The Public Interest, Number 126:39–63, Winter 1997.
Excerpt:
In the current wars over the state of American culture, few battlegrounds have seen more action than that of “family values”–sex, marriage, and child-rearing. Passions run high about sexual harassment, condom distribution in schools, pornography, abortion, gay marriage, and other efforts to alter the definition of “a family.” Many people are distressed over the record-high rates of divorce, illegitimacy, teenage pregnancy, marital infidelity, and premarital promiscuity. On some issues, there is even an emerging consensus that something is drastically wrong: Though they may differ on what is to be done, people on both the left and the right have come to regard the break-up of marriage as a leading cause of the neglect, indeed, of the psychic and moral maiming, of America’s children. But while various people are talking about tracking down “dead-beat dads” or reestablishing orphanages or doing something to slow the rate of divorce–all remedies for marital failure–very little attention is being paid to what makes for marital success. Still less are we attending to the ways and mores of entering into marriage, that is, to wooing or courtship.

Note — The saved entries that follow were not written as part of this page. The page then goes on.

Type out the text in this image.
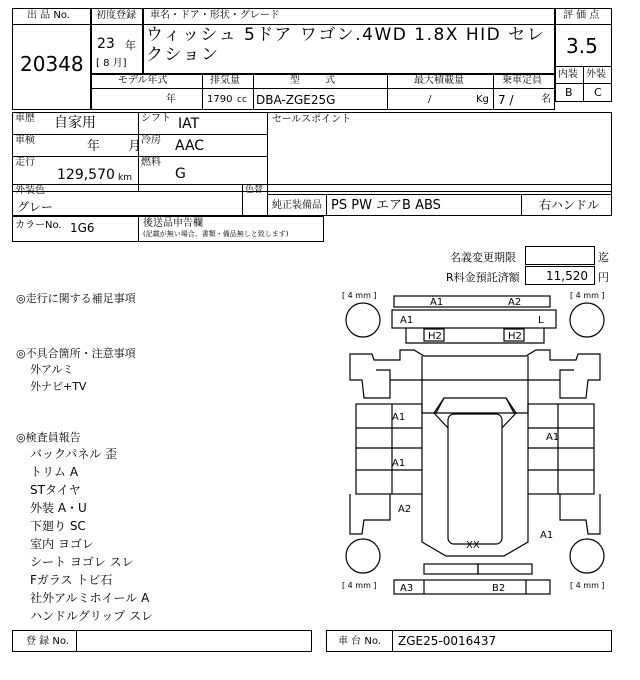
出 品 No.
20348
初度登録
23 年
[ 8 月]
車名・ドア・形状・グレード
ウィッシュ 5ドア ワゴン.4WD 1.8X HID セレクション
評 価 点
3.5
内装 外装
B C
モデル年式
年
排気量
1790 cc
型 式
DBA-ZGE25G
最大積載量
/	Kg
乗車定員
7 /	名
車歴 自家用
車検	年 月
走行
129,570 km
シフト IAT
冷房 AAC
燃料
G
セールスポイント
外装色
グレー
色替
純正装備品 PS PW エアB ABS	右ハンドル
カラーNo. 1G6	後送品申告欄
(記載が無い場合、書類・備品無しと致します)
名義変更期限	迄
R料金預託済額 11,520 円
◎走行に関する補足事項
◎不具合箇所・注意事項
外アルミ
外ナビ+TV
◎検査員報告
バックパネル 歪
トリム A
STタイヤ
外装 A・U
下廻り SC
室内 ヨゴレ
シート ヨゴレ スレ
Fガラス トビ石
社外アルミホイール A
ハンドルグリップ スレ
[ 4 mm ]	[ 4 mm ]
[ 4 mm ]	[ 4 mm ]
A1	A2
A1	L
H2	H2
A1
A1
A2
A1
A1
XX
A3	B2
登 録 No.	車 台 No. ZGE25-0016437
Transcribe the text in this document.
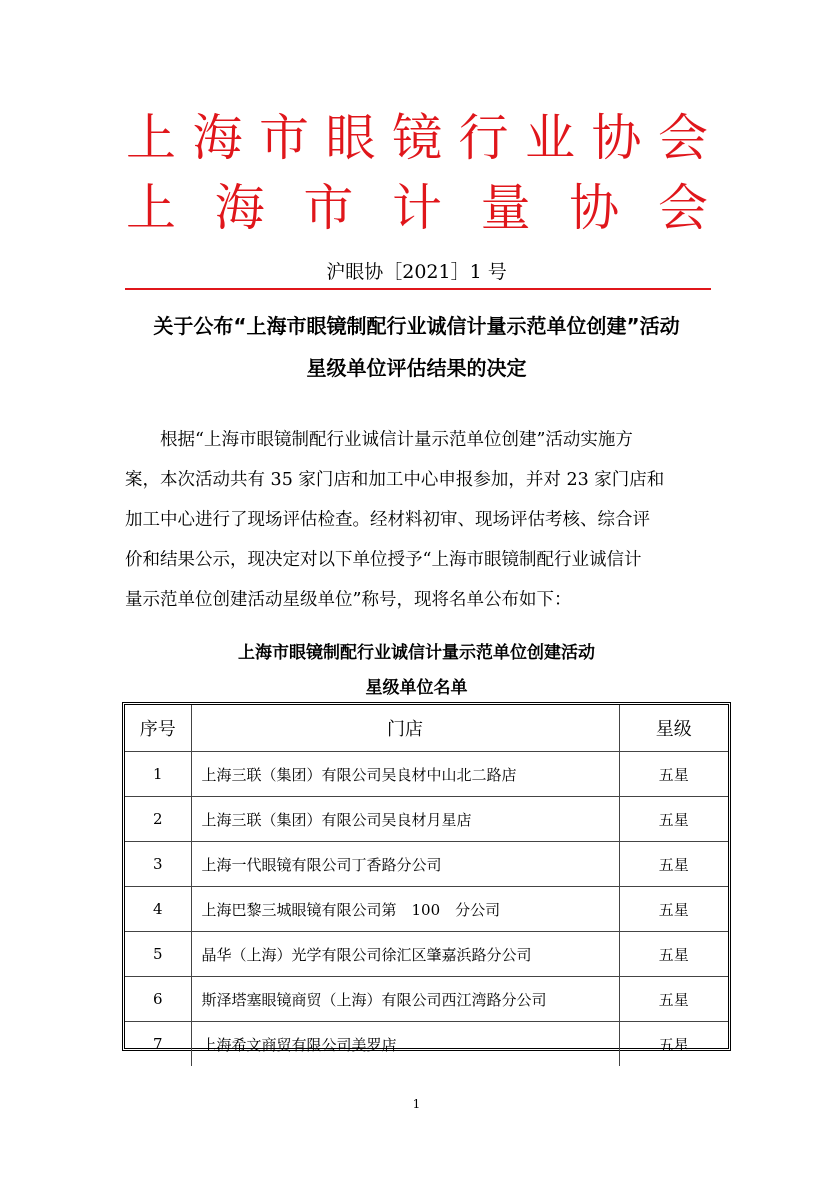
上 海 市 眼 镜 行 业 协 会
上 海 市 计 量 协 会
沪眼协［2021］1 号
关于公布“上海市眼镜制配行业诚信计量示范单位创建”活动
星级单位评估结果的决定
根据“上海市眼镜制配行业诚信计量示范单位创建”活动实施方
案，本次活动共有 35 家门店和加工中心申报参加，并对 23 家门店和
加工中心进行了现场评估检查。经材料初审、现场评估考核、综合评
价和结果公示，现决定对以下单位授予“上海市眼镜制配行业诚信计
量示范单位创建活动星级单位”称号，现将名单公布如下：
上海市眼镜制配行业诚信计量示范单位创建活动
星级单位名单
序号	门店	星级
1	上海三联（集团）有限公司吴良材中山北二路店	五星
2	上海三联（集团）有限公司吴良材月星店	五星
3	上海一代眼镜有限公司丁香路分公司	五星
4	上海巴黎三城眼镜有限公司第　100　分公司	五星
5	晶华（上海）光学有限公司徐汇区肇嘉浜路分公司	五星
6	斯泽塔塞眼镜商贸（上海）有限公司西江湾路分公司	五星
7	上海希文商贸有限公司美罗店	五星
1
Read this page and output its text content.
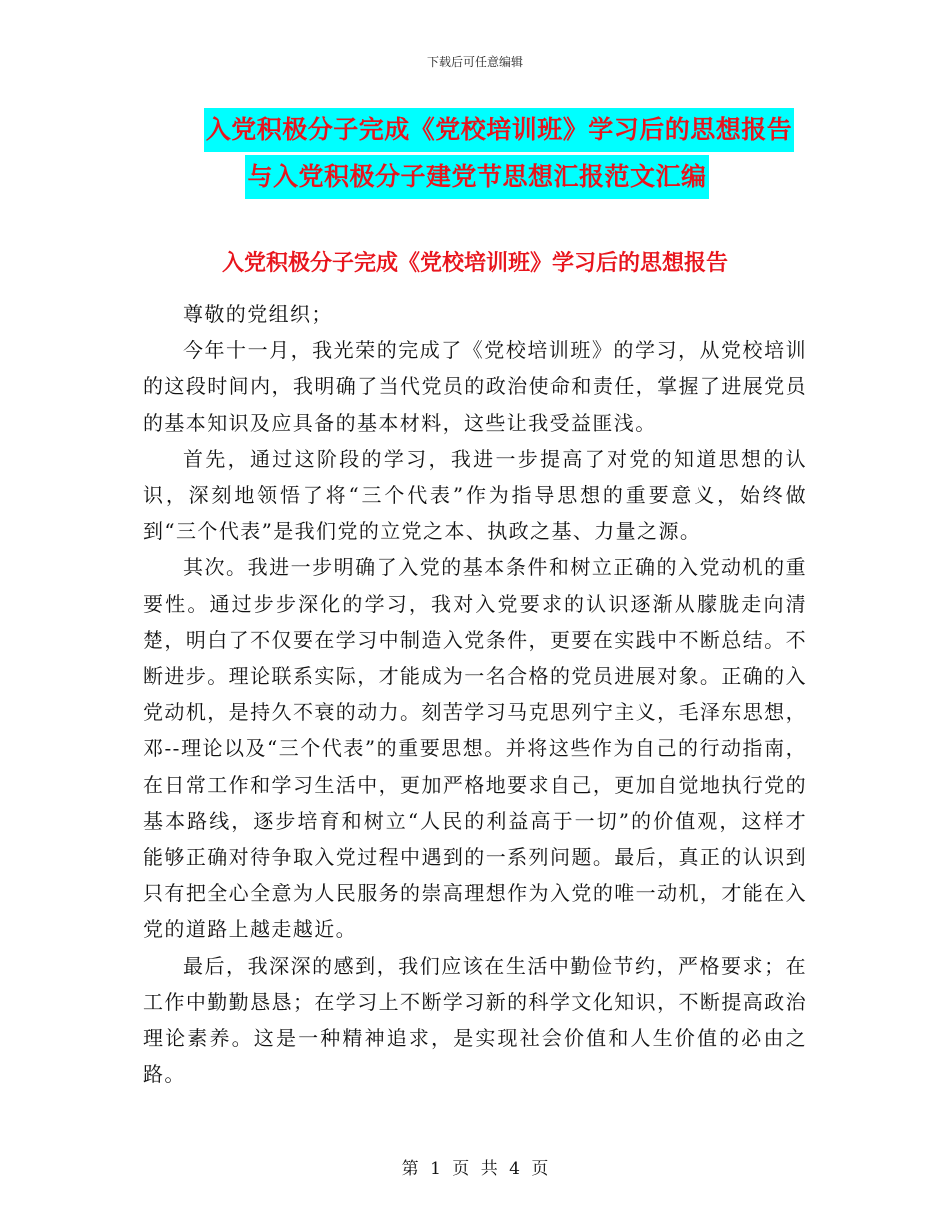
下载后可任意编辑
入党积极分子完成《党校培训班》学习后的思想报告
与入党积极分子建党节思想汇报范文汇编
入党积极分子完成《党校培训班》学习后的思想报告

尊敬的党组织；

今年十一月，我光荣的完成了《党校培训班》的学习，从党校培训的这段时间内，我明确了当代党员的政治使命和责任，掌握了进展党员的基本知识及应具备的基本材料，这些让我受益匪浅。

首先，通过这阶段的学习，我进一步提高了对党的知道思想的认识，深刻地领悟了将“三个代表”作为指导思想的重要意义，始终做到“三个代表”是我们党的立党之本、执政之基、力量之源。

其次。我进一步明确了入党的基本条件和树立正确的入党动机的重要性。通过步步深化的学习，我对入党要求的认识逐渐从朦胧走向清楚，明白了不仅要在学习中制造入党条件，更要在实践中不断总结。不断进步。理论联系实际，才能成为一名合格的党员进展对象。正确的入党动机，是持久不衰的动力。刻苦学习马克思列宁主义，毛泽东思想，邓--理论以及“三个代表”的重要思想。并将这些作为自己的行动指南，在日常工作和学习生活中，更加严格地要求自己，更加自觉地执行党的基本路线，逐步培育和树立“人民的利益高于一切”的价值观，这样才能够正确对待争取入党过程中遇到的一系列问题。最后，真正的认识到只有把全心全意为人民服务的崇高理想作为入党的唯一动机，才能在入党的道路上越走越近。

最后，我深深的感到，我们应该在生活中勤俭节约，严格要求；在工作中勤勤恳恳；在学习上不断学习新的科学文化知识，不断提高政治理论素养。这是一种精神追求，是实现社会价值和人生价值的必由之路。

第 1 页 共 4 页
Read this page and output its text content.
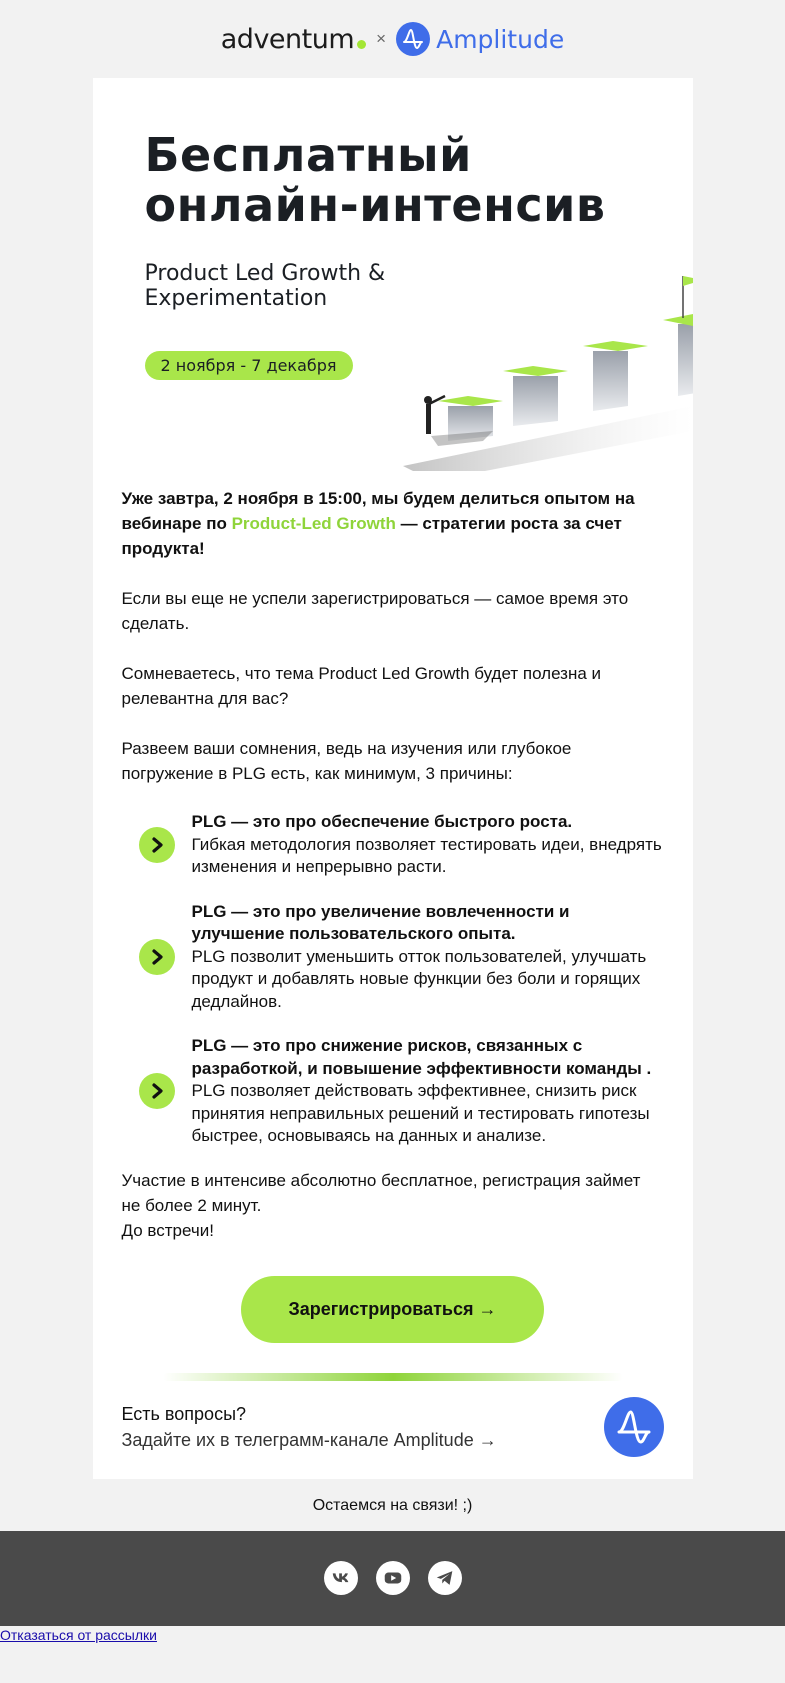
adventum × Amplitude
Бесплатный
онлайн-интенсив
Product Led Growth &
Experimentation
2 ноября - 7 декабря

Уже завтра, 2 ноября в 15:00, мы будем делиться опытом на вебинаре по Product-Led Growth — стратегии роста за счет продукта!

Если вы еще не успели зарегистрироваться — самое время это сделать.

Сомневаетесь, что тема Product Led Growth будет полезна и релевантна для вас?

Развеем ваши сомнения, ведь на изучения или глубокое погружение в PLG есть, как минимум, 3 причины:

PLG — это про обеспечение быстрого роста.
Гибкая методология позволяет тестировать идеи, внедрять изменения и непрерывно расти.
PLG — это про увеличение вовлеченности и улучшение пользовательского опыта.
PLG позволит уменьшить отток пользователей, улучшать продукт и добавлять новые функции без боли и горящих дедлайнов.
PLG — это про снижение рисков, связанных с разработкой, и повышение эффективности команды .
PLG позволяет действовать эффективнее, снизить риск принятия неправильных решений и тестировать гипотезы быстрее, основываясь на данных и анализе.
Участие в интенсиве абсолютно бесплатное, регистрация займет не более 2 минут.
До встречи!
Зарегистрироваться →
Есть вопросы?
Задайте их в телеграмм-канале Amplitude →
Остаемся на связи! ;)
Отказаться от рассылки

There is, of course, good reason for this neglect. The very terms–“wooing,” “courting,” “suitors”–are archaic; and if the words barely exist, it is because the phenomena have all but disappeared. Today, there are no socially prescribed forms of conduct that help guide young men and women in the direction of matrimony. This is true not just for the lower or under classes. Even–indeed especially–the elite, those who in previous generations would have defined the conventions in these matters, lack a cultural script whose denouement is marriage. To be sure, there are still exceptions, to be found, say, in closed religious communities or among new immigrants from parts of the world that still practice arranged marriage. But for most of America’s middle- and upper-class youth–the privileged college-educated and graduated–there are no known explicit, or even tacit, social paths directed at marriage. People still get married–though later, less frequently, more hesitantly, and, by and large, less successfully. People still get married in churches and synagogues–though often with ceremonies of their own creation. But, for the great majority, the way to the altar is uncharted territory: It’s every couple on its own bottom, without a compass, often without a goal. Those who reach the altar seem to have stumbled upon it by accident.